I established the design standards and governance frameworks for generative AI experiences at a Fortune 100 financial services company — creating guidelines for trustworthy AI, an AI Design Studio, and cross-functional alignment across Legal, Model Risk, UX, and Content stakeholders.
This work is confidential. Below is a summary of scope and impact.
When generative AI started moving from research to product, Capital One faced a challenge that most large companies share: dozens of teams moving fast in different directions, each making independent decisions about how AI should look, feel, and behave — without shared principles, review processes, or quality bars.
In a regulated financial environment, that's not just a design consistency problem. It's a risk problem. Customers interacting with AI features need to understand what they're being told, who they're talking to, and what happens when the model is uncertain. Those aren't nice-to-haves — in fintech, they're table stakes for trust.
My scope was to define what "trustworthy AI" actually means as a design practice, build the infrastructure to make it repeatable, and get Legal, Model Risk, UX, and Content aligned on shared standards they'd actually use — without slowing the organization down.
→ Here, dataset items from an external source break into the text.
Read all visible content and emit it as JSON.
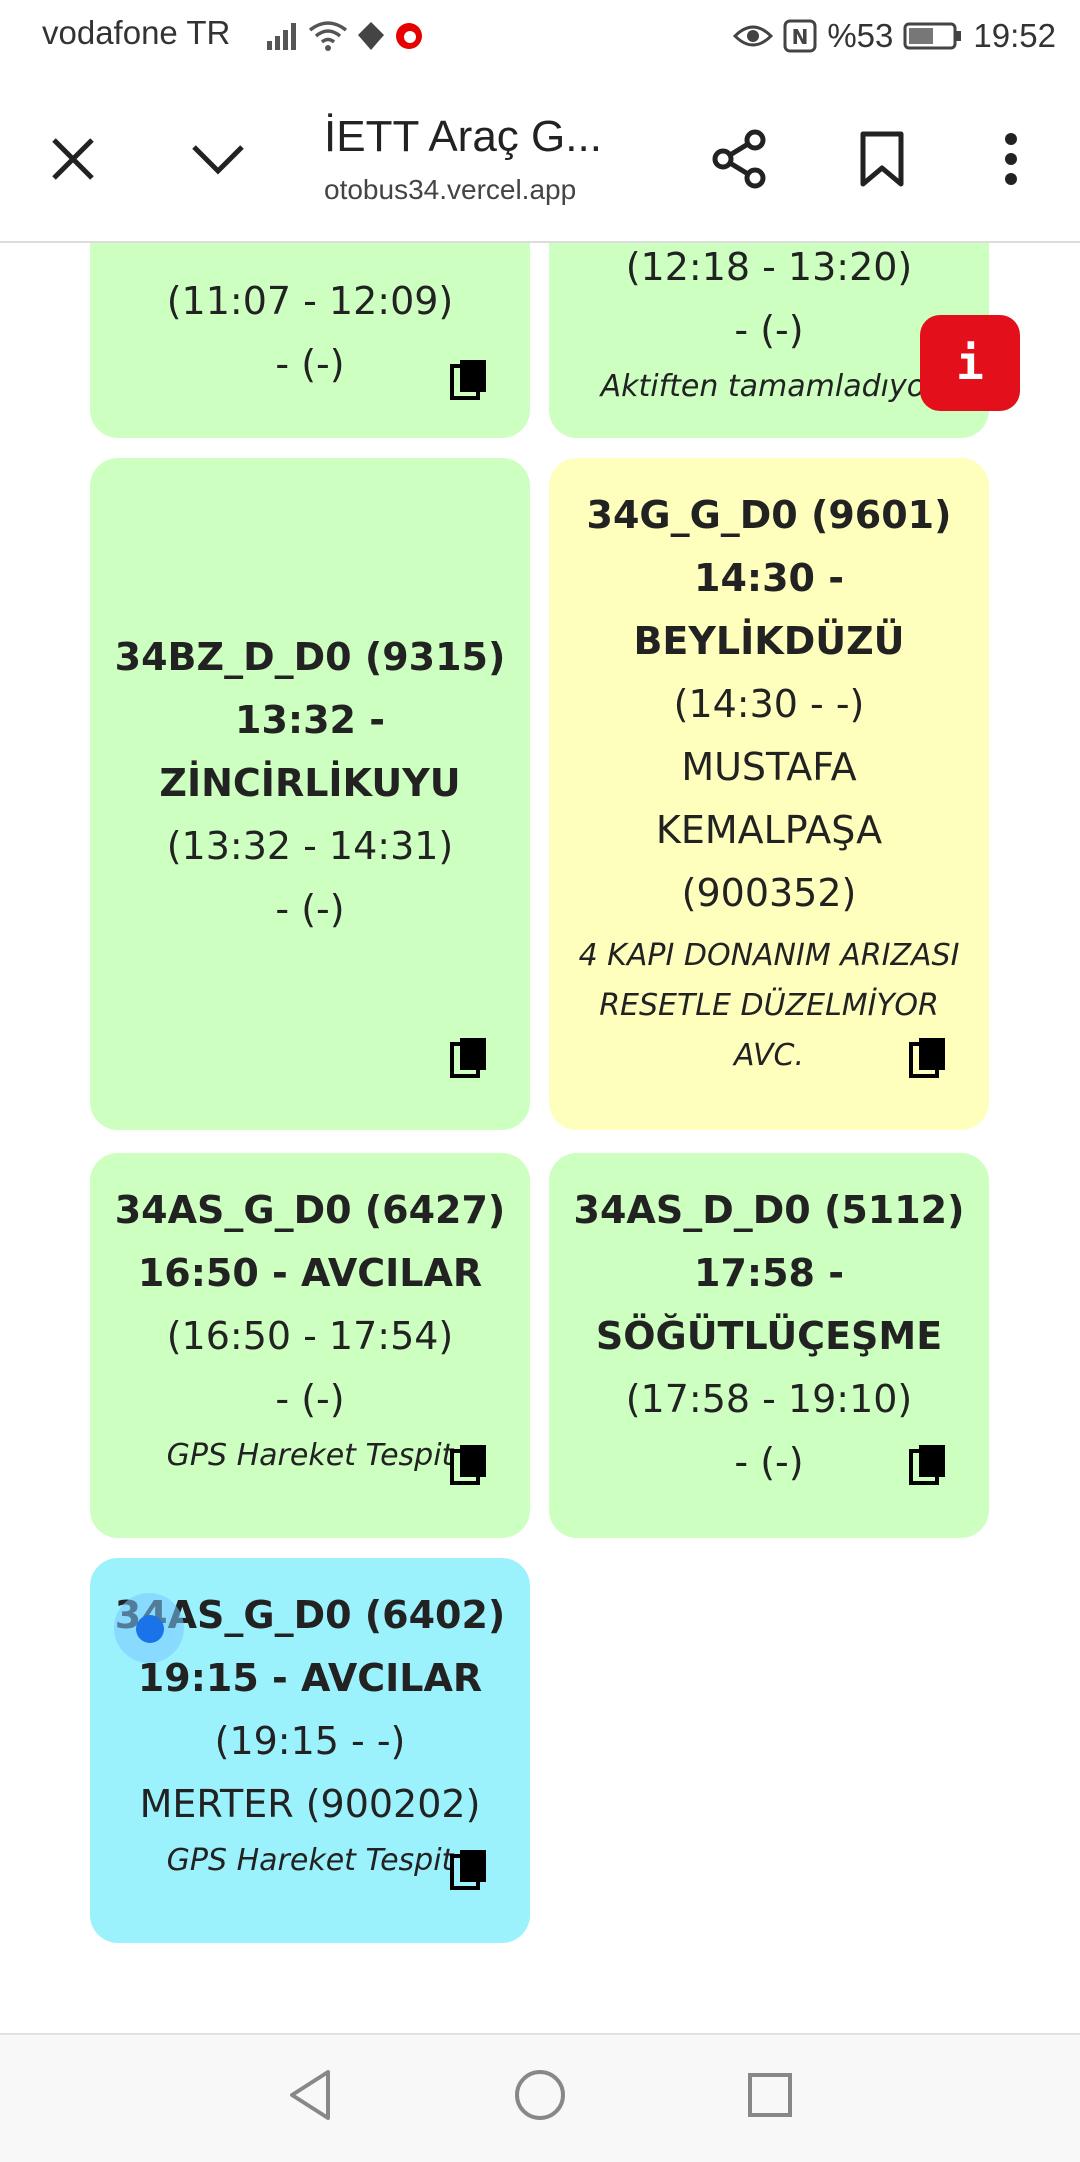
{
  "status_bar": {
    "carrier": "vodafone TR",
    "battery_percent": "%53",
    "time": "19:52"
  },
  "toolbar": {
    "title": "İETT Araç G...",
    "url": "otobus34.vercel.app"
  },
  "info_badge": {
    "label": "i"
  },
  "cards": [
    {
      "color": "#ccffc0",
      "lines": [
        "(11:07 - 12:09)",
        "- (-)"
      ],
      "note": ""
    },
    {
      "color": "#ccffc0",
      "lines": [
        "(12:18 - 13:20)",
        "- (-)"
      ],
      "note": "Aktiften tamamladıyor"
    },
    {
      "color": "#ccffc0",
      "title": [
        "34BZ_D_D0 (9315)",
        "13:32 -",
        "ZİNCİRLİKUYU"
      ],
      "lines": [
        "(13:32 - 14:31)",
        "- (-)"
      ],
      "note": ""
    },
    {
      "color": "#ffffbd",
      "title": [
        "34G_G_D0 (9601)",
        "14:30 -",
        "BEYLİKDÜZÜ"
      ],
      "lines": [
        "(14:30 - -)",
        "MUSTAFA",
        "KEMALPAŞA",
        "(900352)"
      ],
      "note": "4 KAPI DONANIM ARIZASI RESETLE DÜZELMİYOR AVC."
    },
    {
      "color": "#ccffc0",
      "title": [
        "34AS_G_D0 (6427)",
        "16:50 - AVCILAR"
      ],
      "lines": [
        "(16:50 - 17:54)",
        "- (-)"
      ],
      "note": "GPS Hareket Tespit"
    },
    {
      "color": "#ccffc0",
      "title": [
        "34AS_D_D0 (5112)",
        "17:58 -",
        "SÖĞÜTLÜÇEŞME"
      ],
      "lines": [
        "(17:58 - 19:10)",
        "- (-)"
      ],
      "note": ""
    },
    {
      "color": "#9cf2fc",
      "title": [
        "34AS_G_D0 (6402)",
        "19:15 - AVCILAR"
      ],
      "lines": [
        "(19:15 - -)",
        "MERTER (900202)"
      ],
      "note": "GPS Hareket Tespit"
    }
  ],
  "icons": {
    "close": "close-icon",
    "collapse": "chevron-down-icon",
    "share": "share-icon",
    "bookmark": "bookmark-icon",
    "more": "more-vertical-icon",
    "copy": "copy-icon",
    "back": "back-triangle-icon",
    "home": "home-circle-icon",
    "recents": "recents-square-icon"
  }
}
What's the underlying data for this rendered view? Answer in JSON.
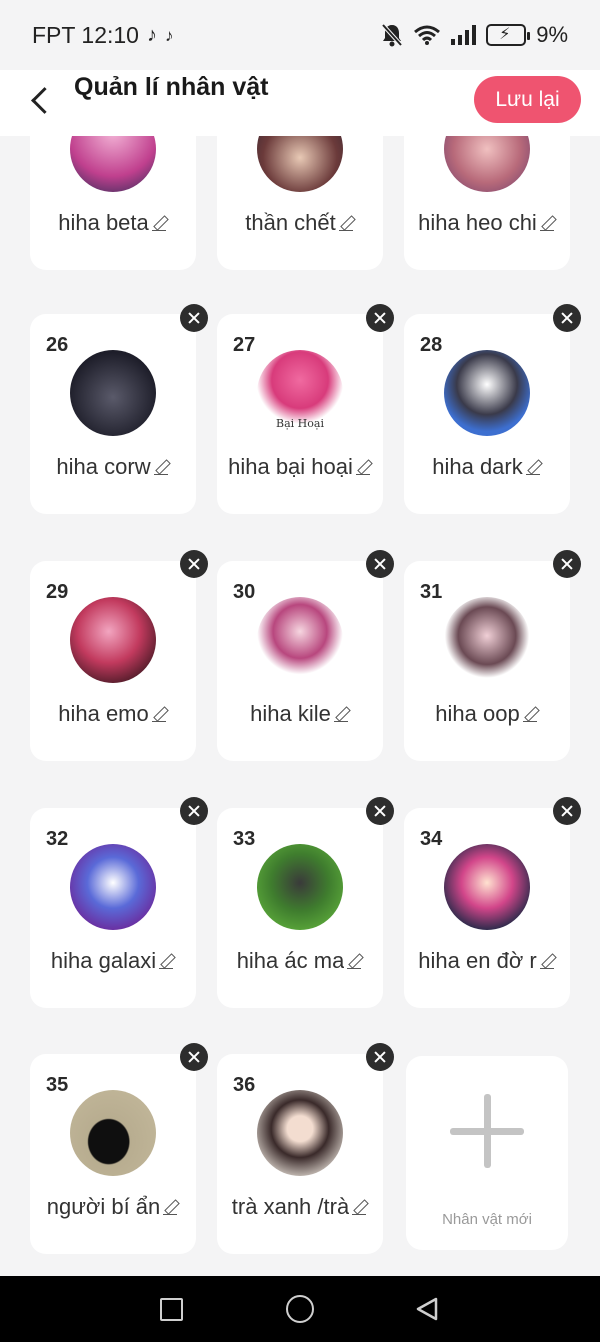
{
  "status_bar": {
    "carrier_time": "FPT 12:10",
    "battery": "9%",
    "icons": [
      "tiktok-icon",
      "tiktok-icon",
      "mute-bell-icon",
      "wifi-icon",
      "signal-icon",
      "battery-charging-icon"
    ]
  },
  "header": {
    "title": "Quản lí nhân vật",
    "save_label": "Lưu lại",
    "save_color": "#ef5470"
  },
  "characters_top_row": [
    {
      "name": "hiha beta"
    },
    {
      "name": "thần chết"
    },
    {
      "name": "hiha heo chi"
    }
  ],
  "characters": [
    {
      "number": "26",
      "name": "hiha corw"
    },
    {
      "number": "27",
      "name": "hiha bại hoại",
      "avatar_caption": "Bại Hoại"
    },
    {
      "number": "28",
      "name": "hiha dark"
    },
    {
      "number": "29",
      "name": "hiha emo"
    },
    {
      "number": "30",
      "name": "hiha kile"
    },
    {
      "number": "31",
      "name": "hiha oop"
    },
    {
      "number": "32",
      "name": "hiha galaxi"
    },
    {
      "number": "33",
      "name": "hiha ác ma"
    },
    {
      "number": "34",
      "name": "hiha en đờ r"
    },
    {
      "number": "35",
      "name": "người bí ẩn"
    },
    {
      "number": "36",
      "name": "trà xanh /trà"
    }
  ],
  "new_character": {
    "label": "Nhân vật mới"
  }
}
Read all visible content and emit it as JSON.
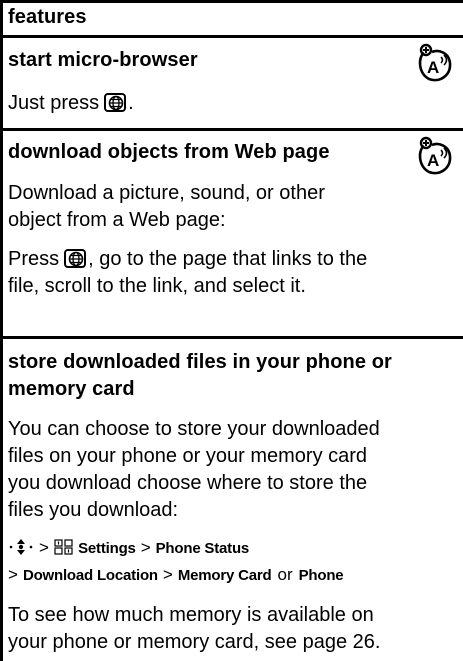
{
  "header": "features",
  "sections": [
    {
      "title": "start micro-browser",
      "icon": "network-service-icon",
      "paragraphs": [
        "Just press",
        "."
      ]
    },
    {
      "title": "download objects from Web page",
      "icon": "network-service-icon",
      "lines": [
        "Download a picture, sound, or other",
        "object from a Web page:",
        "Press",
        ", go to the page that links to the",
        "file, scroll to the link, and select it."
      ]
    },
    {
      "title_lines": [
        "store downloaded files in your phone or",
        "memory card"
      ],
      "body_lines": [
        "You can choose to store your downloaded",
        "files on your phone or your memory card",
        "you download choose where to store the",
        "files you download:"
      ],
      "path": {
        "settings": "Settings",
        "phone_status": "Phone Status",
        "download_location": "Download Location",
        "memory_card": "Memory Card",
        "or": "or",
        "phone": "Phone"
      },
      "footer_lines": [
        "To see how much memory is available on",
        "your phone or memory card, see page 26."
      ]
    }
  ]
}
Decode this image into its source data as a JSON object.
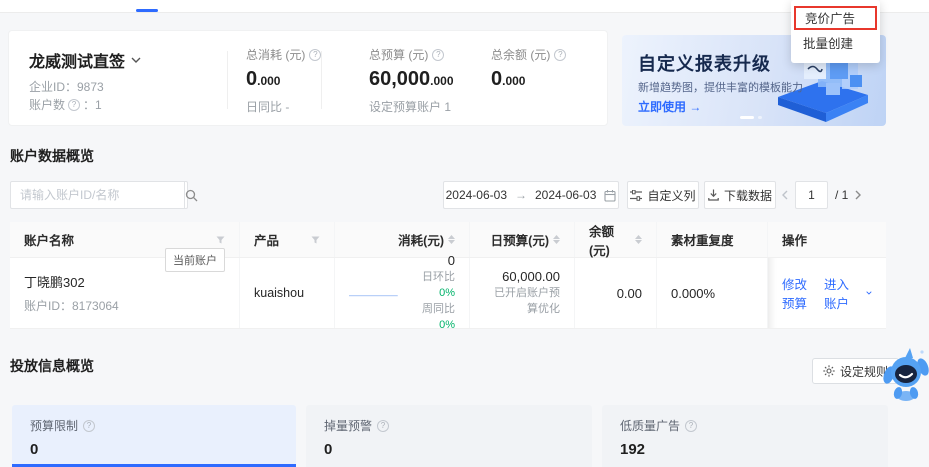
{
  "icons": {
    "help_glyph": "?"
  },
  "colors": {
    "primary": "#2E6BFF",
    "green": "#00B36A",
    "highlight_red": "#E8372C"
  },
  "dropdown": {
    "items": [
      {
        "label": "竞价广告"
      },
      {
        "label": "批量创建"
      }
    ]
  },
  "overview": {
    "account_name": "龙威测试直签",
    "company_id": "企业ID：9873",
    "account_count_prefix": "账户数",
    "account_count_suffix": "：1",
    "stats": [
      {
        "label": "总消耗 (元)",
        "int": "0",
        "dec": ".000",
        "sub": "日同比 -"
      },
      {
        "label": "总预算 (元)",
        "int": "60,000",
        "dec": ".000",
        "sub": "设定预算账户 1"
      },
      {
        "label": "总余额 (元)",
        "int": "0",
        "dec": ".000",
        "sub": ""
      }
    ]
  },
  "banner": {
    "title": "自定义报表升级",
    "subtitle": "新增趋势图，提供丰富的模板能力",
    "cta": "立即使用 →"
  },
  "accounts": {
    "title": "账户数据概览",
    "search_placeholder": "请输入账户ID/名称",
    "date_start": "2024-06-03",
    "date_arrow": "→",
    "date_end": "2024-06-03",
    "custom_columns": "自定义列",
    "download": "下载数据",
    "page_current": "1",
    "page_total": "/ 1"
  },
  "table": {
    "headers": [
      "账户名称",
      "产品",
      "消耗(元)",
      "日预算(元)",
      "余额(元)",
      "素材重复度",
      "操作"
    ],
    "row": {
      "name": "丁晓鹏302",
      "badge": "当前账户",
      "account_id": "账户ID：8173064",
      "product": "kuaishou",
      "spend": "0",
      "spend_dod_label": "日环比 ",
      "spend_dod": "0%",
      "spend_wow_label": "周同比 ",
      "spend_wow": "0%",
      "daily_budget": "60,000.00",
      "daily_budget_sub": "已开启账户预算优化",
      "balance": "0.00",
      "material_dup": "0.000%",
      "action_modify": "修改预算",
      "action_enter": "进入账户"
    }
  },
  "delivery": {
    "title": "投放信息概览",
    "rules_button": "设定规则",
    "cards": [
      {
        "label": "预算限制",
        "value": "0"
      },
      {
        "label": "掉量预警",
        "value": "0"
      },
      {
        "label": "低质量广告",
        "value": "192"
      }
    ]
  }
}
Built and launched guidelines adopted by product and content teams, establishing a quality baseline for AI-powered experiences.
Founded an AI Design Studio to enable designers across the organization to ship quality GenAI features faster.
Secured buy-in on governance frameworks that balance regulatory compliance with design velocity across multiple lines of business.
Created shared standards for Trustworthy AI experiences by aligning Legal, Model Risk, UX, and Content stakeholders in a highly regulated financial environment.